Oxford is considered the wild blueberry capital of Canada as it is centred in a large blueberry growing region. Oxford Frozen Foods Ltd., a wild blueberry processor, is the largest employer in the town, processing up to three million pounds of berries a day during peak season. The plant and over 12,000 acres of blueberry land are owned by local businessman, John Bragg, who added in 2014 another 15,700 acres in the Acadian region of northern New Brunswick.

Historically, the town was home to a vibrant manufacturing industry with a woollen mill and foundry being key employers.

==Transportation==
Centrally located in Cumberland County, Oxford is well connected to the provincial and national road network.
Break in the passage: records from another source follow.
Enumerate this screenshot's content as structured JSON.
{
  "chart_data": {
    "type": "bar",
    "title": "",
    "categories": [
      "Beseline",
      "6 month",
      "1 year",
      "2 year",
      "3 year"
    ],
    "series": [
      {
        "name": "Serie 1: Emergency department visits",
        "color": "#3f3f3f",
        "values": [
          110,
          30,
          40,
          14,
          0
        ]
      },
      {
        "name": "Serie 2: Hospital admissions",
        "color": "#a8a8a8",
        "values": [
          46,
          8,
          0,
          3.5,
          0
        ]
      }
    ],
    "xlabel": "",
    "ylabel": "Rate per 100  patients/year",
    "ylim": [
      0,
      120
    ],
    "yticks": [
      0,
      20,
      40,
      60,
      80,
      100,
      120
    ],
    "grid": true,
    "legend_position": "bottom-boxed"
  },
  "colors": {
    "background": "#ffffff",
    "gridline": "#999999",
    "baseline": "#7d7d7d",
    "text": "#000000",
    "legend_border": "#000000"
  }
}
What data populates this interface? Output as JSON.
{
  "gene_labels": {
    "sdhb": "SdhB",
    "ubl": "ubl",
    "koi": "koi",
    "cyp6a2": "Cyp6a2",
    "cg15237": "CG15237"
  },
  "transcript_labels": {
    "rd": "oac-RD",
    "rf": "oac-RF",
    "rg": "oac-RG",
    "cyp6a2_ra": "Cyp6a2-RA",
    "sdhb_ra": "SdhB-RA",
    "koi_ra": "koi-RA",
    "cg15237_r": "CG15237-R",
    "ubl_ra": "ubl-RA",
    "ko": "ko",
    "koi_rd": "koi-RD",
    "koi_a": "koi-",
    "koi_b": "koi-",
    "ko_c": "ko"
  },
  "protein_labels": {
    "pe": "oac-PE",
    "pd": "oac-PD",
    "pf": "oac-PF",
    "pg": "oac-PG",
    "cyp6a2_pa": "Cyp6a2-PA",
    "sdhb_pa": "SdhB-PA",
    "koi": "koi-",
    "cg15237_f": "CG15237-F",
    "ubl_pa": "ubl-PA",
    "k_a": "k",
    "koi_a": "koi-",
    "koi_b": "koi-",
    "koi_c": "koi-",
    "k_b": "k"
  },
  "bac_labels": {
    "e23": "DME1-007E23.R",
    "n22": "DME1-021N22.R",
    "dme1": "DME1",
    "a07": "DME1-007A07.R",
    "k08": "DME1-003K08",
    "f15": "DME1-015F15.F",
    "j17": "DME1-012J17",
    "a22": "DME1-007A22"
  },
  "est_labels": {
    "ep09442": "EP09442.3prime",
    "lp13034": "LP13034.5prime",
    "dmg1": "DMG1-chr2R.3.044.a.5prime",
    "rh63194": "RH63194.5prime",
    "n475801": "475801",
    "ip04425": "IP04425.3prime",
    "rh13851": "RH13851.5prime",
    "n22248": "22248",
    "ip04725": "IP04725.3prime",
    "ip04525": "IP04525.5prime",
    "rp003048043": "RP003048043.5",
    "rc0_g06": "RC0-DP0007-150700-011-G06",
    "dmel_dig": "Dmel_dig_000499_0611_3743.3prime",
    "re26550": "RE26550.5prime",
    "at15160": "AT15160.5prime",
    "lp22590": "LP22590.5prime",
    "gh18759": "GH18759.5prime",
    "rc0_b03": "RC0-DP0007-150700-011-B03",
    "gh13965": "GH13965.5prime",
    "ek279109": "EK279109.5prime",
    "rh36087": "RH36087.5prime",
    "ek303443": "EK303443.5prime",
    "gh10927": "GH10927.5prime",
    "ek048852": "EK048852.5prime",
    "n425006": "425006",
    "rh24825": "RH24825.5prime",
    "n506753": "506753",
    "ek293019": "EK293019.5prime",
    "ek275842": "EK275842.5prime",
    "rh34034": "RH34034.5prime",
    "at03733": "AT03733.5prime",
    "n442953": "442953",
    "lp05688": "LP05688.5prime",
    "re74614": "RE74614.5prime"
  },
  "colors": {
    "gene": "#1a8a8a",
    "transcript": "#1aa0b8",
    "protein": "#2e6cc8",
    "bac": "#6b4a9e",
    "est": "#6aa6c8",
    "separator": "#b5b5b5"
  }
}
The Trans Canada Highway (Highway 104) passed near just south of the town and provincial routes 204, 301, and 321 all travel through town via Pugwash Road, Birchwood Road, Water Street, Upper/Lower Main Street and Little River Road.

In terms of public transport, the town is serviced by Maritime Bus, which stops at the Irving gas station not far off the highway.

Historically, the town had freight and passenger rail service via CN's Oxford Subdivision, known locally as the 'Short Line', which ran from Oxford Junction to Stellarton. Passenger service was discontinued in 1960 and the line was abandoned in the 1990s.

The abandoned rail line has been reborn as a part of the Trans Canada Trail system. This section of the trail extends 127-km (78-mi) from Oxford to Pictou. It winds through farms, fields and forests for all season recreational use.